Ease of Setup and Use
Selling small quantities of items is very easy—most items can be listed from a single selling page, with categories, images, and titles easily selected. Insertion fees are listed when you go to confirm the listing, making it easy to manage and see what it is costing you.
If you’re selling large volumes of items, then things get slightly more complex, as the man hours needed to list items individually would be far too time-consuming. eBay offers several solutions and automated tools for high-volume sellers.
Their Sales Manager (free or pro) replaces the traditional “Sell” listings page for your account and provides a summary dashboard of all activity and listings for easy management.
There are other tools too, such as File Exchange, which allows for bulk listing creation via a spreadsheet. While it may take some time to adjust to eBay’s management systems, there are tools that make it relatively straightforward.
The biggest drawback to eBay is the costs. You’re paying for access to a large audience that has trust in the platform and is looking to buy something.
For businesses, eBay offers four pricing structures based on monthly listings. The lowest level has no subscription costs and charges $0.35 per fixed-price listing, increasing to $289.28 per month with free listing fees. Regardless of this, when an item sells, there is a final-value fee of between 8% and 11% based on category. There are further additional listing upgrades and fees for things like Buy It Now prices or scheduled listings.

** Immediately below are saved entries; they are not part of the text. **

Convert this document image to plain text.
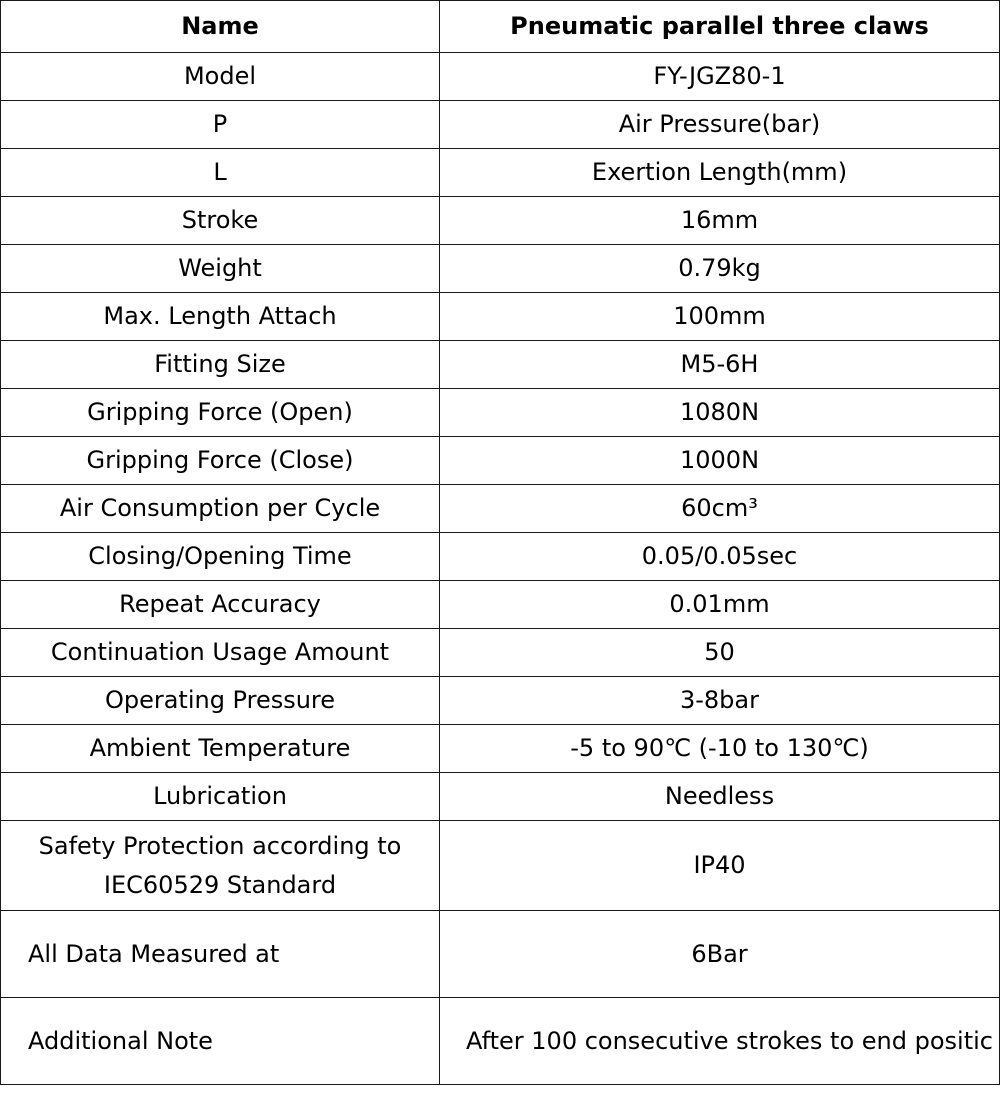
Name	Pneumatic parallel three claws
Model	FY-JGZ80-1
P	Air Pressure(bar)
L	Exertion Length(mm)
Stroke	16mm
Weight	0.79kg
Max. Length Attach	100mm
Fitting Size	M5-6H
Gripping Force (Open)	1080N
Gripping Force (Close)	1000N
Air Consumption per Cycle	60cm³
Closing/Opening Time	0.05/0.05sec
Repeat Accuracy	0.01mm
Continuation Usage Amount	50
Operating Pressure	3-8bar
Ambient Temperature	-5 to 90℃ (-10 to 130℃)
Lubrication	Needless
Safety Protection according to IEC60529 Standard	IP40
All Data Measured at	6Bar
Additional Note	After 100 consecutive strokes to end positic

Due to the variety of fees and upgrades available, it is not easy to calculate your business fees. It is therefore important that you calculate margins on products for eBay accordingly.
If you are using a well-supported platform like Magento or Shopify, then there’s likely integration to list your products directly on eBay relatively easily without having to manually put everything there yourself.
If you’re uncertain about starting a product range or store and want to avoid investing in a new website, then selling on eBay provides a safe and easy space to test the waters and gain feedback from customers.
While the fees are high, it is a trusted marketplace with a positive reputation and a wide audience, and it can give you time to hone product information before listing/starting your own store.
Additionally, if you have an existing store and wish to duplicate listings onto eBay, it may be a relatively easy way to expand your audience.
However, there are some drawbacks. High costs are the main day-to-day issue, but it’s important to also take into account that you’re at the whim of policy changes and have no control over design.